In a semiring with the path property, like the tropical semiring, the E-step sums over only the most likely state sequence, an approximation known as
Viterbi training (Brown et al. 1993:293). In the case the input is an FST language model with backoffs, backoffs can be encoded exactly using a $\phi$-matcher or approximated by $\epsilon$ using the default matcher. In practice, Baum-Welch training is slightly slower than Viterbi training, though somewhat more accurate (Jansche 2003).
Options
TrainBaumWelch
takes an struct representing options for training. These define the size of the batch, the maximum number of iterations for training, the learning rate $$\alpha$$, and the comparison/quantization $$\delta$$ used to detect convergence.
Since expectation maximization training is only locally optimal,
random (re)starts can be used to avoid local minima. For particularly difficult problems, it may be beneficial to perform a very large number of random starts (e.g., Berg-Kilpatrick and Klein 2013). In this library, we randomly initialize weights by sampling from the uniform distribution $(\delta, 1]$ in the real numbers and then mapping these values onto the appropriate values in the desired semiring.
RandomizeBaumWelch
can be used to generate random restarts.
References
Berg-Kilpatrick, T., and Klein, D. 2013. Decipherment with a million random
restarts. In _Proceedings of the 2013 Conference on Empirical Methods in Natural
Language Processing_, pages 874-878. Seattle.
Brown, P., Della Pietra, S. A., Della Pietra, V. J., and Mercer, R. L. 1993. The
mathematics of statistical machine translation: parameter estimation.
Computational Linguistics 19(2): 263-311.

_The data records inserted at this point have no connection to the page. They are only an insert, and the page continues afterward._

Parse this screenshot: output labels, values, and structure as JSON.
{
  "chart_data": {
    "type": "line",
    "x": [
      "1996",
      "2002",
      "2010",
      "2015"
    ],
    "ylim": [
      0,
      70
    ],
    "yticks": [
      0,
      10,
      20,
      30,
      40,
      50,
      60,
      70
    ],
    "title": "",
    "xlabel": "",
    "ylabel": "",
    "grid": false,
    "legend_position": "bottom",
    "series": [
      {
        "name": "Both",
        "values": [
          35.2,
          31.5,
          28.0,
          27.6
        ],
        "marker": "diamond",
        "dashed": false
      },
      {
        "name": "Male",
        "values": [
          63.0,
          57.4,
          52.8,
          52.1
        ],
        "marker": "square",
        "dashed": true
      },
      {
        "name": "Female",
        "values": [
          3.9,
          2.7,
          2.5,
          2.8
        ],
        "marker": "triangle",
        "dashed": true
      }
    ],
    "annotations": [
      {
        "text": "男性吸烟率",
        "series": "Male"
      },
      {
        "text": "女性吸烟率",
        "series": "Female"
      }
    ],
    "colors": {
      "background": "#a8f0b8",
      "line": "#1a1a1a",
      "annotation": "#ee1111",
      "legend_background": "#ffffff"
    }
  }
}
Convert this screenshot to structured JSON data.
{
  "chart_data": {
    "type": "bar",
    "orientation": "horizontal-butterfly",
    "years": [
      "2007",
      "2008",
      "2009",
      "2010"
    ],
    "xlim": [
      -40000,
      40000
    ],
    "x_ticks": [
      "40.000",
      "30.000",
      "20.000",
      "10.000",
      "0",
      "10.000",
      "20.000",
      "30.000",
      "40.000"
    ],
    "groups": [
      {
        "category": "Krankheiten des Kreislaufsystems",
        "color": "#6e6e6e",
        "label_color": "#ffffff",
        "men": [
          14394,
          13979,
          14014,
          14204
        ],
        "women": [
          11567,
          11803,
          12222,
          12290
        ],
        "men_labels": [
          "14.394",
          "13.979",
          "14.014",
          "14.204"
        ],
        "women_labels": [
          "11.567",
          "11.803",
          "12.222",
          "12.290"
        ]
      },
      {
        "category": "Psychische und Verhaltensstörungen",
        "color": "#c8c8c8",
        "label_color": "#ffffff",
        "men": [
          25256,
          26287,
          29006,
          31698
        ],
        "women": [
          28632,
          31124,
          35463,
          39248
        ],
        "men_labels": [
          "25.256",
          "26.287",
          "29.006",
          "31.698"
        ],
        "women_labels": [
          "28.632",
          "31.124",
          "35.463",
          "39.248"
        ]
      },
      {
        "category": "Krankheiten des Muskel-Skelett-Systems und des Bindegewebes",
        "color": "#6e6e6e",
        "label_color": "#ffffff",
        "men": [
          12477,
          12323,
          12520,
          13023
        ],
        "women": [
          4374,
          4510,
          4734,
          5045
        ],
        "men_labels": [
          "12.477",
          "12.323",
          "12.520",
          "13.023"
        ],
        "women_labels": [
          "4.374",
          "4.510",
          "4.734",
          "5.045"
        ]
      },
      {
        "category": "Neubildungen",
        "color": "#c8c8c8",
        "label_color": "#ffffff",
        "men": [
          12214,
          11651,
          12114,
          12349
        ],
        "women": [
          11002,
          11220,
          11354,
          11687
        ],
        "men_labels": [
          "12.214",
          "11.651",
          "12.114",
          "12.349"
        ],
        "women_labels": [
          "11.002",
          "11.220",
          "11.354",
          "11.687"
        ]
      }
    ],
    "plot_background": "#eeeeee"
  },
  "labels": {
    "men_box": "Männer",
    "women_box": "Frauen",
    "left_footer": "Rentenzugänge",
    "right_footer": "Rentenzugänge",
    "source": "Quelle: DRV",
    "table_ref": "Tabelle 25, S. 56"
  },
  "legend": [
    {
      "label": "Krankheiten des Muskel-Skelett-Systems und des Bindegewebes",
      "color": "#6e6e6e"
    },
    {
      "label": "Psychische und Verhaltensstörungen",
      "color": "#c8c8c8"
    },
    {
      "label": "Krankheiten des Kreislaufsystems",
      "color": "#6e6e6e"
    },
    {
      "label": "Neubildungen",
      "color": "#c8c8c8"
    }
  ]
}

Dempster, A. P., Laird, N. M., and Rubin, D. B. 1977. Maximum likelihood from
incomplete data via the EM algorithm. _Journal of the Royal Statistical Society,
Series B_, 39(1): 1-38.
Hart, P. E., Nilsson, N. J., Raphael, B. 1968. A formal basis for the heuristic
determination of minimal cost paths. _IEEE Transactions on Systems Science and
Cybernetics_ 4(2): 100-107.
Jansche, M. 2003. Inference of string mappings for language technology. Doctoral
dissertation, Ohio State University.
Knight, K., Nair, A., Rashod, N., and Yamada, K. 2006. Unsupervised analysis for
decipherment problems. _Proceedings of the COLING/ACL 2006 Main Conference
Poster Sessions_, pages 499-506. Sydney.
Liang, P., and Klein, D. 2009. Online EM for unsupervised models. In
_Proceedings of Human Language Technologies: The 2009 Annual Conference of the
North American Chapter of the Association for Computational Linguistics_, pages
611-619. Boulder.
Novak, J. R., Minematsu, N., and Hirose, K. 2012. WFST-based grapheme-to-phoneme
conversion: Open source tools for alignment, model-building and decoding.
_Proceedings of the 10th International Workshop on Finite State Methods and
Natural Language Processing_, pages 45-49. Donostia–San Sebastián.
Novak, J. R., Minematsu, N., and Hirose, K. 2016. Phonetisaurus: exploring
grapheme-to-phoneme conversion with joint n-gram models in the WFST framework.
Natural Language Engineering 22(6): 907-938.